The two-year grant is designed to help both agencies better connect with and serve the Holocaust survivor community by providing multiple trauma-informed training sessions.
For JFCS, which served hundreds of survivors in 2015-16, it’s perfect timing.
“As an agency, JFCS has been talking about moving towards becoming more trauma-informed in how we provide services across our programs,” explained Paul Groch, evaluation and process director. “When this grant came around, it was kind of a natural fit for where we wanted to go as an agency and specifically with the survivors given the trauma that they have endured.”
The desire to become more trauma-informed is rooted in the idea of better understanding the survivor experience.
“Being trauma-informed really is recognizing the effects of trauma in survivors and then using those effects to understand the experiences that someone has in their behaviors or their mental health status,” said Carly Bruski, who oversees JFCS’ Holocaust Survivor Support Program. “It really kind of addresses the effects and the consequences of trauma and helps us implement procedures and care plans on a smaller level that understands the symptoms, the red flags and how to avoid retraumatization.”
The person-centered approach helps filter client behaviors. For example, if a client is yelling at you, Groch said, it’s not because they’re a bad person. It may be a manifestation of trauma.
“Trauma has a lasting impact on their lives,” he said, “and when we, as social workers, are approaching it and working with them in their lives, it’s important that we understand that that trauma manifests itself in ways that might not be obvious to the layperson.”
As part of the grant, 145 staff members from both JFCS and KleinLife will receive three tiers of person-centered trauma-informed training.
The first part of the program involves a general training — PCTI 101, as Bruski put it — for all staff; a more specialized training for agency leadership; and yearlong monthly training sessions for staff who interface directly with Holocaust survivors.
The grant will also allow for a reassessment of the way JFCS and KleinLife, which serve Holocaust survivors in different capacities, connect with one another.
“We saw the need to really strengthen the referral process between the two agencies so that we’re not duplicating services and so we’re serving each survivor in a very holistic and comprehensive way,” Bruski said. “We want to avoid that retraumatization where if a client happens to be one of our clients and is going to KleinLife for something else, that they’re not forced to retell their story.”
For Amy Oropollo, director of grants management at KleinLife, the grant will help fill a gap in services.
“We can communicate and engage with these individuals,” she said, noting a large majority of the population KleinLife serves are from the former Soviet Union and many happen to be Holocaust survivors, “however we don’t understand the psychological piece of it, and that’s why we want to be trauma-informed. JFCS provides the psychological counseling that we do not provide here — we’re more of the socialization and education and that type of thing. By getting informed here, we will know better how to navigate our clients to the right resources and that is what has been key.”

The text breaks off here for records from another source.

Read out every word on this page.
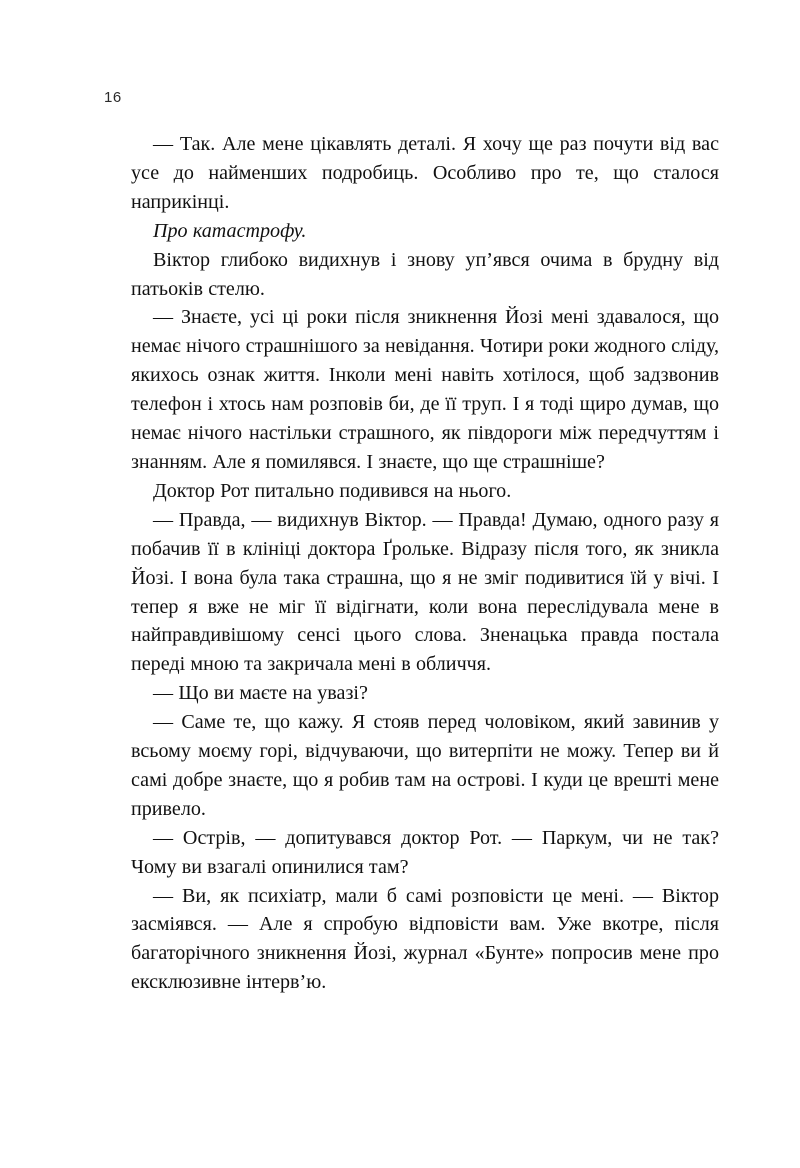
16

— Так. Але мене цікавлять деталі. Я хочу ще раз почути від вас усе до найменших подробиць. Особливо про те, що сталося наприкінці.

Про катастрофу.

Віктор глибоко видихнув і знову уп’явся очима в брудну від патьоків стелю.

— Знаєте, усі ці роки після зникнення Йозі мені здавалося, що немає нічого страшнішого за невідання. Чотири роки жодного сліду, якихось ознак життя. Інколи мені навіть хотілося, щоб задзвонив телефон і хтось нам розповів би, де її труп. І я тоді щиро думав, що немає нічого настільки страшного, як півдороги між передчуттям і знанням. Але я помилявся. І знаєте, що ще страшніше?

Доктор Рот питально подивився на нього.

— Правда, — видихнув Віктор. — Правда! Думаю, одного разу я побачив її в клініці доктора Ґрольке. Відразу після того, як зникла Йозі. І вона була така страшна, що я не зміг подивитися їй у вічі. І тепер я вже не міг її відігнати, коли вона переслідувала мене в найправдивішому сенсі цього слова. Зненацька правда постала переді мною та закричала мені в обличчя.

— Що ви маєте на увазі?

— Саме те, що кажу. Я стояв перед чоловіком, який завинив у всьому моєму горі, відчуваючи, що витерпіти не можу. Тепер ви й самі добре знаєте, що я робив там на острові. І куди це врешті мене привело.

— Острів, — допитувався доктор Рот. — Паркум, чи не так? Чому ви взагалі опинилися там?

— Ви, як психіатр, мали б самі розповісти це мені. — Віктор засміявся. — Але я спробую відповісти вам. Уже вкотре, після багаторічного зникнення Йозі, журнал «Бунте» попросив мене про ексклюзивне інтерв’ю.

The training will help KleinLife and JFCS staff understand the experience of their clients in a deeper way.
“You understand the trauma that these folks have gone through and you can share empathy,” Oropollo said, “but [the training] gives you the psychological perspective … to … know when to intervene and direct people for additional resources, say like psychological resources, which JFCS does provide.”
Bruski pointed to the specific benefits for social workers.“It’s going to equip the social workers that work with these survivors with a strengthened skillset,” said Bruski, “and a very specific toolkit to go into the homes, be able to recognize red flags of trauma and be able to really create unique specialized treatment plans for the survivors so they can continue to age in place in safety and independence and dignity, which is really what we’re going for as an agency.”

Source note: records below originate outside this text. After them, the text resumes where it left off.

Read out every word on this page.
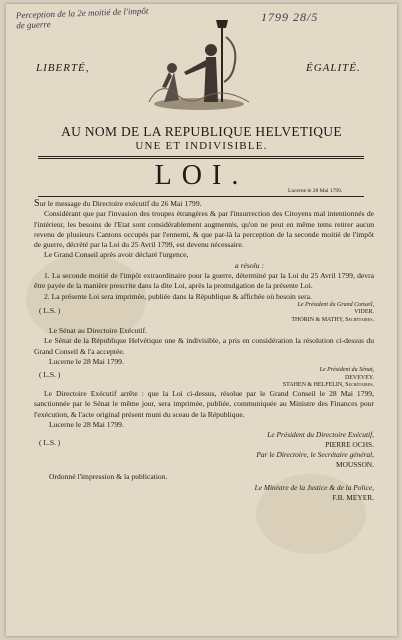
Perception de la 2e moitié de l'impôt de guerre
1799 28/5
LIBERTÉ,	ÉGALITÉ.
AU NOM DE LA REPUBLIQUE HELVETIQUE
UNE ET INDIVISIBLE.
LOI.	Lucerne le 28 Mai 1799.

Sur le message du Directoire exécutif du 26 Mai 1799.

Considérant que par l'invasion des troupes étrangères & par l'insurrection des Citoyens mal intentionnés de l'intérieur, les besoins de l'Etat sont considérablement augmentés, qu'on ne peut en même tems retirer aucun revenu de plusieurs Cantons occupés par l'ennemi, & que par-là la perception de la seconde moitié de l'impôt de guerre, décrété par la Loi du 25 Avril 1799, est devenu nécessaire.

Le Grand Conseil après avoir déclaré l'urgence,

a résolu :

1. La seconde moitié de l'impôt extraordinaire pour la guerre, déterminé par la Loi du 25 Avril 1799, devra être payée de la manière prescrite dans la dite Loi, après la promulgation de la présente Loi.

2. La présente Loi sera imprimée, publiée dans la République & affichée où besoin sera.

( L.S. )
Le Président du Grand Conseil,
VIDER.
THORIN & MATHY, Secrétaires.

Le Sénat au Directoire Exécutif.

Le Sénat de la République Helvétique une & indivisible, a pris en considération la résolution ci-dessus du Grand Conseil & l'a acceptée.

Lucerne le 28 Mai 1799.

( L.S. )	Le Président du Sénat,
DEVEVEY.
STAHEN & HELFELIN, Secrétaires.

Le Directoire Exécutif arrête : que la Loi ci-dessus, résolue par le Grand Conseil le 28 Mai 1799, sanctionnée par le Sénat le même jour, sera imprimée, publiée, communiquée au Ministre des Finances pour l'exécution, & l'acte original présent muni du sceau de la République.

Lucerne le 28 Mai 1799.

( L.S. )
Le Président du Directoire Exécutif,
PIERRE OCHS.
Par le Directoire, le Secrétaire général,
MOUSSON.

Ordonné l'impression & la publication.

Le Ministre de la Justice & de la Police,
F.B. MEYER.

“And that person-centered, trauma-informed care is sort of intuitive to social workers,” Groch added, “but at the same time, this grant allows us to provide a framework that we’re all operating under. So when I’m talking about how I’m being trauma-informed is the same way that the next social worker and the next social worker and that our CEO is talking about. It’s giving ourselves a common language to describe a process.”

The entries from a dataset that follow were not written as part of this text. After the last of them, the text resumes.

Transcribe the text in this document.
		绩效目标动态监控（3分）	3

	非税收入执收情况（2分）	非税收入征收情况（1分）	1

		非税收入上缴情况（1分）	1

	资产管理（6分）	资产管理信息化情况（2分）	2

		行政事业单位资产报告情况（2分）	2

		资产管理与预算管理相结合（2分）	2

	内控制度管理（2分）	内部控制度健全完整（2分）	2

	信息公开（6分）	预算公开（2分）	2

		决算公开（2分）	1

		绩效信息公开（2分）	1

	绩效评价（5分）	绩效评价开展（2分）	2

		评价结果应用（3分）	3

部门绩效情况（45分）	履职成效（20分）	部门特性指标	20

JFCS President and CEO Paula Goldstein looks forward to offering the training to the board as well.
“As the agency, the organization, that’s really tasked with taking care of Holocaust survivors,” she said, “we always are looking for ways to provide the best care that we possibly can. And I think that this particular grant will enable us to look at the way that we support survivors from a clinical perspective that really honors their past and their hardship.
“Actual training for our staff is really critical,” she continued, noting that she is excited to be able to partner with KleinLife in this endeavor, “and we’re never in a position to say that nobody needs any more training. We need ongoing training all the time and there’s not necessarily one model that fits all in terms of the way that we support individuals.
“This is significant because it gives us another very important perspective in our toolbox in terms of taking care of survivors.”